Chief executive, Ann Radmore, said: “The position we are in today, is very different from where we were in 2007.

"While this change of direction is frustrating, we now know that the NHS will not escape the effects of the financial downturn, therefore it is essential that those tasked with managing healthcare locally have the foresight and flexibility to make the tough and controversial decisions which will result in appropriate and affordable solutions, while allowing us to continue providing services equitably across the borough.”

NHS Wandsworth now wants three Putney GP practices - Balmuir Gardens, Disraeli Road and Putney Medical Centre - to be located at a central Putney site, with community services remaining at the Eileen Lecky Clinic.

Wandsworth Council leader, Councillor Edward Lister, led the condemnation.

He said: “This whole sorry saga has dragged on for more than a decade and seen around £3 million of taxpayers' money squandered.

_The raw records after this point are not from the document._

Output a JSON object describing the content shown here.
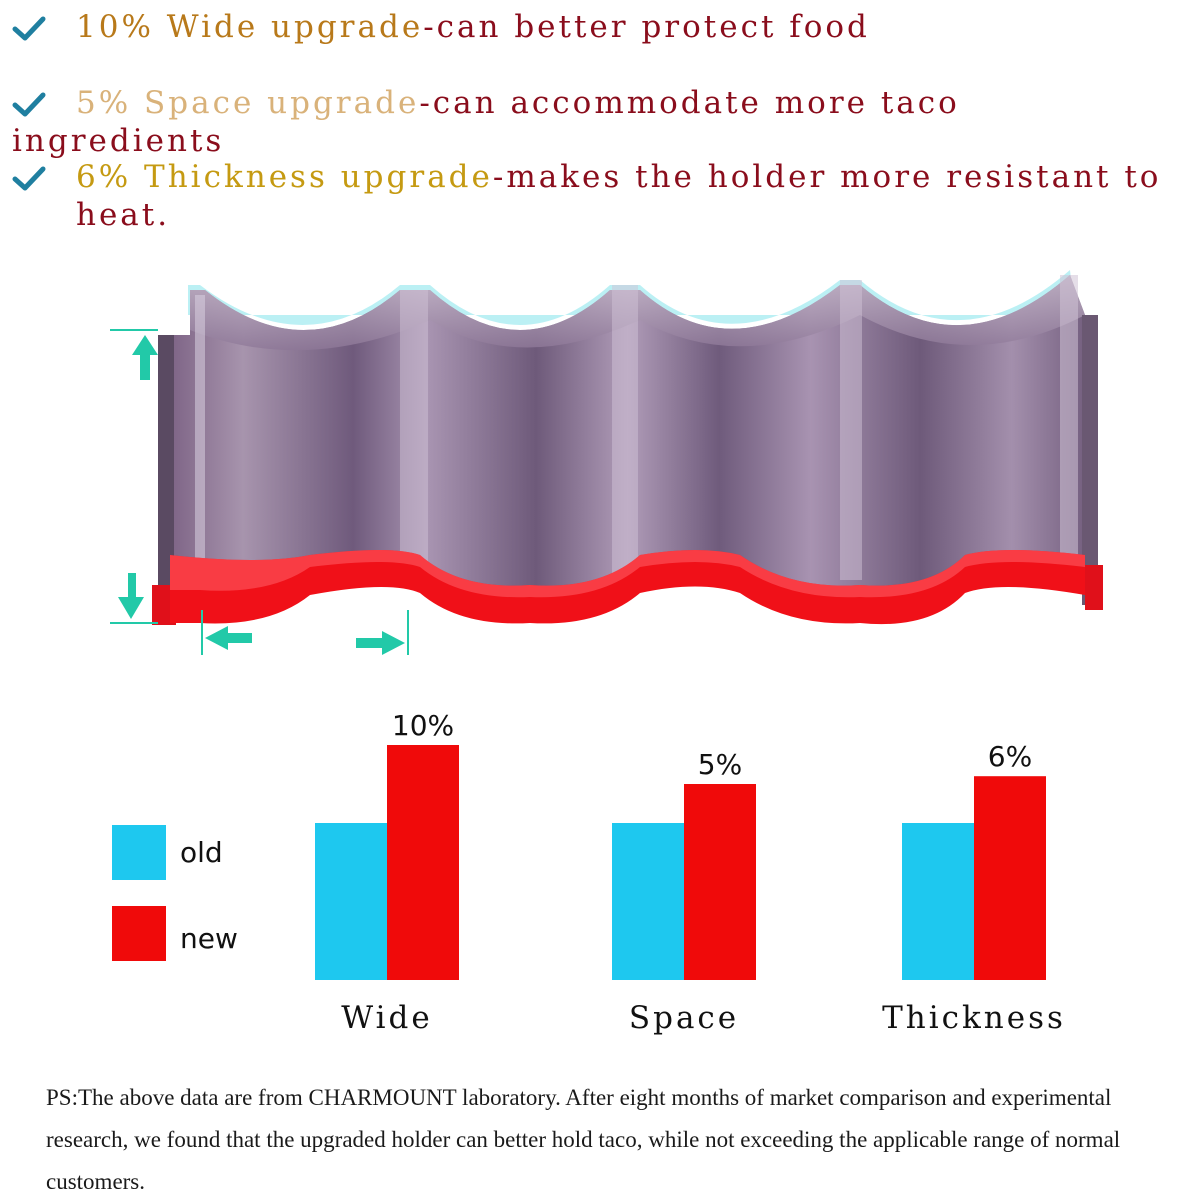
{
  "features": [
    {
      "highlight": "10% Wide upgrade",
      "description": "-can better protect food"
    },
    {
      "highlight": "5% Space upgrade",
      "description": "-can accommodate more taco ingredients"
    },
    {
      "highlight": "6% Thickness upgrade",
      "description": "-makes the holder more resistant to",
      "description_cont": "heat."
    }
  ],
  "colors": {
    "old": "#1ec8ef",
    "new": "#f00a0a",
    "check": "#1f7fa0",
    "arrow": "#22c9a8",
    "text_dark": "#8a0d1c"
  },
  "chart_data": {
    "type": "bar",
    "title": "",
    "xlabel": "",
    "ylabel": "",
    "ylim": [
      0,
      1.2
    ],
    "categories": [
      "Wide",
      "Space",
      "Thickness"
    ],
    "series": [
      {
        "name": "old",
        "values": [
          1.0,
          1.0,
          1.0
        ]
      },
      {
        "name": "new",
        "values": [
          1.1,
          1.05,
          1.06
        ]
      }
    ],
    "data_labels": [
      "10%",
      "5%",
      "6%"
    ],
    "legend": {
      "position": "left",
      "entries": [
        "old",
        "new"
      ]
    }
  },
  "footnote": "PS:The above data are from CHARMOUNT laboratory. After eight months of market comparison and experimental research, we found that the upgraded holder can better hold taco, while not exceeding the applicable range of normal customers."
}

"Eleven years down the line we are back at square one, with an empty and derelict hospital building lying vacant and no plans at all to bring it back into health use.”

Putney MP Justine Greening was equally scathing.

She said: “It is unbelievable that after a decade NHS Wandsworth and NHS London couldn’t agree on a decision.

"It is not like the proposals were a surprise and questions have to be asked why NHS London left it [the decision not to go ahead] until the eleventh hour.”

in June, we reported that since the hospital closed in 1998 about £3m had been spent on security, maintaining the building and engaging consultants and architects to draw up redevelopment plans.